How Vanderbilt Almost Lost the Football Program
Photo Credit To John Russell/Vanderbilt Athletics

How Vanderbilt Almost Lost the Football Program

Vanderbilt students and supporters wore “Save Dudley” pins during the Sept. 9 game against Alabama A&M.

It worked, for now at least.

Vanderbilt University announced Wednesday that it won’t partake on a proposed shared-stadium with Major League Soccer in Nashville – in which Nashville placed a bid for a franchise.

The stadium location would be at the Fairgrounds in Nashville, two miles from the Vanderbilt campus. However, Vanderbilt is still looking at using the potential stadium for one or two football games a year, if built. The MLS will decide the expansion city in December.

Those select games  more than likely will be non-conference matchups against inferior competition such as an Alabama A&M.

“We are excited at the prospect of a Major League Soccer franchise in Nashville as it further exemplifies our city’s rise as a dynamic and diverse global community. While we plan to continue to support Nashville’s bid for an MLS team, we are not moving Vanderbilt football off campus. Dudley Field will remain the home of Commodores football.

If it meets the needs of our fans, students, alumni and team, this could also include leasing the stadium for a football game, similar to what we have done in the past with Nissan Stadium, which received a great response from our community.” – Vanderbilt University

Athletic Director David Williams’ hands are tied, as he is a puppet for the Board of Trustees within the university. The Commodores new home would be the fairgrounds permanently, if no compromise was reached to hold at least a football game at the Fairgrounds. One could suggest Williams had to fight Chancellor Zeppos for the stadium compromise.

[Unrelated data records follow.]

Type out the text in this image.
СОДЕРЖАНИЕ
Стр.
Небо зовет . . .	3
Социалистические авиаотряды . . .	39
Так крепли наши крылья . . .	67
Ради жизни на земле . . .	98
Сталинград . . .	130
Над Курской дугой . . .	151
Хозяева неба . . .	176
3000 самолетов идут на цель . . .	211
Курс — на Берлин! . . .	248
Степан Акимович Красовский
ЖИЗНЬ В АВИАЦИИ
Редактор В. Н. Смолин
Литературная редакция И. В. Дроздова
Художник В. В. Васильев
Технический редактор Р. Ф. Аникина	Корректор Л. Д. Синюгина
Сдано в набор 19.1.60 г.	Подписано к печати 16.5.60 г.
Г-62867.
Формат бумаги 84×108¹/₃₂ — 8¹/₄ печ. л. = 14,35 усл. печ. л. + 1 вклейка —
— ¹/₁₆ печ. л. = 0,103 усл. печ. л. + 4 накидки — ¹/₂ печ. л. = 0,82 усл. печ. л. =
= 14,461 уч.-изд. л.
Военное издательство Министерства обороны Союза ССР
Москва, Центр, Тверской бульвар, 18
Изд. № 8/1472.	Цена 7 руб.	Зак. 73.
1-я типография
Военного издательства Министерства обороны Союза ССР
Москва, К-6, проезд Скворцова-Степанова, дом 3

Vanderbilt’s announcement comes before Nashville’s MLS ownership group — led by well-known businessman and Vanderbilt donor John Ingram, along with Mayor Megan Barry’s administration.

Together, they are expected to unveil a funding proposal for an MLS stadium in October. The stadium will house 30,000 seats.

Vanderbilt made the right move to ultimately save its football program and save its athletics reputation. The Vanderbilt administration after so many years of neglect, finally listened to all of the Vandy faithful.

Many older generations of fans, and all those that remain loyal spent childhood memories there, and simply put – college football belongs on campus to benefit everyone involved. Ask Tulane who recently moved back to campus in 2014 because of attendance decline.

Additionally, Georgia fans took over Notre Dame’s stadium in Week 2 traveling in absolute masses. So, there’s that Vanderbilt attendance narrative.

Many Commodore supporters had warned that a program that has historically struggled with attendance would face even more troubles.

James Franklin, Vanderbilt’s most successful football coach to date, rallied the fan base together. Now after a period of adjustment for then first time Head Coach Derek Mason, he seems to be on the right track as well.

Consistent winning will tremendously aid attendance issues, given that the Vanderbilt faithful haven’t had much to cheer about with the exception of select seasons.

Build the fans trust.

A successful football program will do wonders for the exposure of the school itself, and Vanderbilt’s other programs like basketball need to see support as well in terms of facility renovation to keep momentum going.

Vanderbilt started the 2017 season 3-1, and looks to head another bowl game while also becoming a potential force within the SEC East.

Moreover, the off-campus stadium would be used against the ‘Dores on the recruiting trail, as current commitments expressed their displeasure. Vanderbilt currently has the 30th ranked class in the country according to 247 Sports.

The question now is will the Vanderbilt administration step up to the plate and reach out to additional avenues for outsourced fundraising for Vanderbilt Stadium?

Well, even with no upgrades, it’s much better than the off-campus option.

Perhaps everyone will have to play the waiting game for those upgrades, too.

But the one positive in this whole ordeal is the Vanderbilt community and Commodore fans were taken seriously for the first time in quite a long time— and that’s something you can hang your hat on.

The Commodores face No. 21 Florida on Saturday in Gainesville with kickoff set for 11 a.m. on ESPN.

The ‘Dores return home for Homecoming with a matchup against No. 7 Georgia on Oct. 7.